Endlich wirtschaftlich machbar GaN-Transistoren mit Fins

Heute verfügbare GaN-Transistoren haben alle eine laterale Struktur. Doch vertikale Strukturen wie bei Silizium und SiC wären besser, bei GaN aber nicht wirtschaftlich machbar. Nun haben Forscher eine Fin-Struktur vorgestellt, sodass sich vertikale GaN-Transistoren kostengünstig herstellen lassen.

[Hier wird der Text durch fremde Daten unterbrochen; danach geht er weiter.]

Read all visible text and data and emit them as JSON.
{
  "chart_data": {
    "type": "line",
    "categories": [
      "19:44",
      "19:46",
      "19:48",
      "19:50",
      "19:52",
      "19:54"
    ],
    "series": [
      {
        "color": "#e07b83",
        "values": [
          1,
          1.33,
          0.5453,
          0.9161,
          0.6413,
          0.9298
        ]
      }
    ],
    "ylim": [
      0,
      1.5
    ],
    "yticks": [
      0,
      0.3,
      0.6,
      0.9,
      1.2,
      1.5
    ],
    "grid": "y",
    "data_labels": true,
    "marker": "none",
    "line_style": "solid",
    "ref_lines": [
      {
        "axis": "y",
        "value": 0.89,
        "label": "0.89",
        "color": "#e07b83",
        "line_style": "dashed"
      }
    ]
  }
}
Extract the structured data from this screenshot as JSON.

Über die Jahre haben Forscher immer wieder versucht, vertikale GaN-Transistoren zu bauen, indem sie physikalische Barrieren in das Material einbauten, um den Strom in einen Kanal unter dem Gate zu leiten. Doch einerseits bestehen diese Barrieren aus einem »launenhaften« Material, und es ist schwierig, sie in das umgebende Galliumnitrid zu integrieren, ohne die elektrischen Eigenschaften des Transistors zu stören. 

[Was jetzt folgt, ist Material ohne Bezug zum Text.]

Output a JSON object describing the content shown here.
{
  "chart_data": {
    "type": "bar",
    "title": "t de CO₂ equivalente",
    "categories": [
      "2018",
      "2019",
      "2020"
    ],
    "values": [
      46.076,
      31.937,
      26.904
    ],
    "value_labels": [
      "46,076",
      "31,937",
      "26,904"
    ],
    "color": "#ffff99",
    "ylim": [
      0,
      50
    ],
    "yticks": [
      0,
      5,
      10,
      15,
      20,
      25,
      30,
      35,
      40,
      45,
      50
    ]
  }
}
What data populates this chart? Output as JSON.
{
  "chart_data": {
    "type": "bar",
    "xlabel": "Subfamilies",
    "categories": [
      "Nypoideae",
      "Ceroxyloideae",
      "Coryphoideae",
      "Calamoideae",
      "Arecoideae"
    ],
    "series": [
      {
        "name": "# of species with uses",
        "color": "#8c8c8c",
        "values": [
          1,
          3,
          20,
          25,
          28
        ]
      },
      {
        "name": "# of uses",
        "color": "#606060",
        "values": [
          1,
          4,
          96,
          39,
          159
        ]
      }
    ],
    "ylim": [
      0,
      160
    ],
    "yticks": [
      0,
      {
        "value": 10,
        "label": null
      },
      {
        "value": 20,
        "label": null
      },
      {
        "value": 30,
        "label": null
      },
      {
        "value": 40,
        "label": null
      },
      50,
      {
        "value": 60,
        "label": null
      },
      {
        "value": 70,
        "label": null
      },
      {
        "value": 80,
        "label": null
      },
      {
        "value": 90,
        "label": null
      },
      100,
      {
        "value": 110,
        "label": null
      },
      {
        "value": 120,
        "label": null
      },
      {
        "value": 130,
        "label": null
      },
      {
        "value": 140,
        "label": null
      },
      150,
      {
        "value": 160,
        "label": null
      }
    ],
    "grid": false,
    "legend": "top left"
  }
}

Auf der IEEE-Konferenz IEDM in San Francisco haben Forscher des MIT eine nach eigener Aussage einfache und effektive Alternative vorgestellt. Anstatt eine interne Barriere zu verwenden, um Strom in einen schmalen Bereich eines größeren Bauteils zu leiten, verwendete das Team um Professor Tomás Palacios einfach ein schmaleres Bauteil. Diese vertikalen GaN-Transistoren weisen oben liegende klingenartige Vorsprünge auf, auch bekannt als Fins. Auf beiden Seiten jeder Fin befinden sich elektrische Kontakte, die gemeinsam als Gate wirken. Der Strom fließt von der Source auf der Oberseite der Fin in den Transistor Richtung Bauteilunterseite mit dem Drain-Kontakt. Dadurch, dass die Fins so nahe beieinander sind, ist sichergestellt, dass die Gate-Elektrode den Transistor ein- und ausschalten kann.

Das vorgestellte Design eignet sich für 1200 V, was für den Einsatz in Elektrofahrzeugen ausreicht. Aber die Forscher glauben, dass sich die Sperrspannung im Bereich von 3,3 kV bis 5 kV erhöhen ließen.

Von der Bauteilstruktur ähnelt der Aufbau den selbstsperrenden SiC-JFETs des 2012 in Konkurs gegangenen Unternehmens SemiSouth. Auch sind GaN-auf-GaN-Wafer derzeit sehr teuer und nur auf mit kleinen Wafer-Durchmessern (2 Zoll oder 3 Zoll) verfügbar. Daher ist davon auszugehen, dass sich diese Transistorstruktur wahrscheinlich nicht in naher Zukunft kosteneffizient fertigen lässt.